Journalists make defiant stand at opening of terror trial in Turkey
JOURNALISTS from one of Turkey’s few remaining independent newspapers told an Istanbul court yesterday they were facing persecution for being “independent, questioning and critical” at the start of their trial on terrorism charges.
Seventeen reporters, editors, columnists and cartoonists from the Cumhuriyet newspaper appeared in court for the opening of a case which has become a symbol of collapsing press freedom in Turkey under the government of Recep Tayipp Erdoğan. Turkish prosecutors accuse the journalists of being members of a terrorist organisation, mainly the Islamist Gülen movement, which Mr Erdoğan blames for last year’s attempted coup against him.
But in defiant statements before an Istanbul courtroom packed with human rights activists and foreign diplomats, the journalists said they were victims of a government crackdown.
“I am not here because I knowingly and willingly helped a terrorist organisation, but because I am an independent, questioning and critical journalist,” said Kadri Gürsel, a columnist for the paper. Mr Gürsel had been a strident critic of the Gülen movement but prosecutors now say that he was in fact a secret member of the group, led by an exiled cleric in the US. Mr Gürsel faces 15 years in prison if convicted.

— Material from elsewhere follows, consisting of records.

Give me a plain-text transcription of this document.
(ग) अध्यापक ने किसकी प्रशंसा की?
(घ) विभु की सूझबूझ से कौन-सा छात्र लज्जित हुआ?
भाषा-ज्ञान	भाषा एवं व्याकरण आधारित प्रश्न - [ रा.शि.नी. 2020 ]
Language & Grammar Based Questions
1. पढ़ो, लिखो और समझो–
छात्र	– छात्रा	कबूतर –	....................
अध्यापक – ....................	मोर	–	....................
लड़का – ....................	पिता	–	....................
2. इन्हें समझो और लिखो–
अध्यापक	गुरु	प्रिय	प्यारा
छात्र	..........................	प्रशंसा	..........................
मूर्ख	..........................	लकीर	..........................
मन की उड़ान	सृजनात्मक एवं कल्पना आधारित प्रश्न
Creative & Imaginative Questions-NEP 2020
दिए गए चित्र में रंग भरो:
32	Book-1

Others in the group of defendants, including Akin Atalay, the Cumhuriyet chief executive, face up to 43 years in prison. Out of the 17 journalists, 12 of them are being held in prison during the trial and most have been detained since the autumn of 2016.
Turkey is the world’s leading jailer of journalists, says the Committee for the Protection of Journalists, with around 160 in prison, according to the Turkish Journalists’ Association.
The deputy head of mission for the British Consulate General in Istanbul attended the opening day of the trial as well other European diplomats and a delegations of Green MEPS from Germany. Among the MEPS was Rebecca Harms, a friend of Ahmet Şik, one of those in the dock.
“It’s clearly a political trial, it’s to threaten independent journalists, especially ones like Ahmet Şik. He was one of the most known investigative journalists in Turkey and he is in prison because of his investigations and because of the quality of his articles and not because he is a terrorist,” she said.
Mr Erdoğan has strongly denied cracking down on the free press and has insisted that his government is only interested in pursuing terrorists.
In the wake of last year’s coup, Mr Erdogan and his allies have enjoyed overwhelmingly positive coverage in state media and from many private outlets, leaving Cumhuriyet as one of a only a handful or media organisations prepared to criticise the government.
A Foreign Office spokesman said: “We are deeply concerned by the situation of Cumhuriyet newspaper executives and journalists, including their prolonged pre-trial detention.”